Измена. Игра в чувства (СИ) - Эдельвейс Анна
— Слушай, жена. Просто представь себе на минуту, что ты не права. Что та женщина устроила спектакль, чтоб соблазнить меня, но не соблазнила. Представила?
Ровно на одну долю секунды мне так хотелось вернуться в ту жизнь, в которой не было этой измены. Мой муж сейчас попал в самое яблочко, в самый центр моей боли. Она была какая то двусторонняя, эта боль. Я закрыла глаза, представила, что ничего не было, и снова летний день, ветер колышет листву за окном, влетает в открытое окно, надувает белыми парусами невесомый тюль на окне. Маша бегает во дворе, её кудряшки отливают медью на солнце. И мой муж, мой Ваня обнимает меня за плечо и рассказывает, как скоро мы отправимся за сыном, Машке давно пора подарить братишку.
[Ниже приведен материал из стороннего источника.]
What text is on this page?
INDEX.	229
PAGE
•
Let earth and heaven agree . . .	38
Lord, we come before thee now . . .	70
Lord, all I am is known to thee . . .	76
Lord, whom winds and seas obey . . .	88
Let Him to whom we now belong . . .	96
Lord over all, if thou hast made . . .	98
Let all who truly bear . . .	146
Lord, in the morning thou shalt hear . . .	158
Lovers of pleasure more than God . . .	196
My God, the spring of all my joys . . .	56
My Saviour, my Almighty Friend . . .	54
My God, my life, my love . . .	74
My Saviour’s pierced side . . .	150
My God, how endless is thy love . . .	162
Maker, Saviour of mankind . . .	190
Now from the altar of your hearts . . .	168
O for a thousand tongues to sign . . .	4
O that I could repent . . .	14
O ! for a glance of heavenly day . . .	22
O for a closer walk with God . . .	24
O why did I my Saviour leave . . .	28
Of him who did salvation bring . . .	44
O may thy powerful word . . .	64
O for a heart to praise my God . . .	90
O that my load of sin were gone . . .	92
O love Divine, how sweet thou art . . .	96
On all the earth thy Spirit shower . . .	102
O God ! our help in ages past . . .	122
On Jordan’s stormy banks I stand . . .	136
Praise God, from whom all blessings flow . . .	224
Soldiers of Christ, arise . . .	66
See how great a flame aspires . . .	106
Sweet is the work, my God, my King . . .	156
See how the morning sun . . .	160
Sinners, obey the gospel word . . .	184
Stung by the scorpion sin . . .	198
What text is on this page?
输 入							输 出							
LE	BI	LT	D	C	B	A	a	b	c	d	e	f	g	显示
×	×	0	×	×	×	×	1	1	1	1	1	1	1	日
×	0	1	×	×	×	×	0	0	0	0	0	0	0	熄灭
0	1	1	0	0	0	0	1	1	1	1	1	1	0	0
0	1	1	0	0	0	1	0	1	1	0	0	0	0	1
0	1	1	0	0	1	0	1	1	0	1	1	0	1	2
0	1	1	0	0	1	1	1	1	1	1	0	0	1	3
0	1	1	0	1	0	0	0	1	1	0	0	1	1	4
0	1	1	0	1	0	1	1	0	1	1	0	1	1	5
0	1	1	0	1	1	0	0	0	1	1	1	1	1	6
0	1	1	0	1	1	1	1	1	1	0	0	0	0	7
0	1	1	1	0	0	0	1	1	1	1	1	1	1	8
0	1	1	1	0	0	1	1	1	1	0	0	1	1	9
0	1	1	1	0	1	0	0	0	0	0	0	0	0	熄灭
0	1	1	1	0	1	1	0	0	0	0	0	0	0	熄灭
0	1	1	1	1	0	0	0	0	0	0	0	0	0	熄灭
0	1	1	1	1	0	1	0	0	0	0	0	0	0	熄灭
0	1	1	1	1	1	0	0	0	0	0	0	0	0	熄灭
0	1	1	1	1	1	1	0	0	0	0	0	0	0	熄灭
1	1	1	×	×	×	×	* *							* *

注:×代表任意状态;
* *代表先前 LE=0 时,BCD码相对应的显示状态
Эта секунда пролетела и снова громом разорвало моё семейное небо:
— Нет, Василевский, мне представляется только как ты пользуешь свою акробатку на своём столе.
Иван сгрёб меня за плечи, притянул к себе, преодолевая моё сопротивление:
— Успокойся, это всё ерунда. Как успокоишься поговорим, хорошо?
Прежде, чем я навострилась зубами ему в шею, отпустил меня:
— Мы погуляем с Машей, приедем, захочешь, вернёмся домой все вместе, — уже присел, распахнув объятия, чтоб поймать Машу. Дочка, прижимая к себе игрушки со всех ног бежала к нему. Весёлая, счастливая, глазёнки искрились, сияли счастьем. Иван подхватил её, прижал к себе, целовал макушку.
Я стояла и смотрела на эту идиллию. Какая прекрасная, счастливая картинка. Всего несколько дней назад это была бы совершенно обычная история, а сейчас… Это был как последний глоток счастья, который судьба будет выдавать мне по капле. Вот мы сейчас стояли рядом, отец, дочь, мать. Солнце, лето, свежий ветерок, все здоровы — чего больше?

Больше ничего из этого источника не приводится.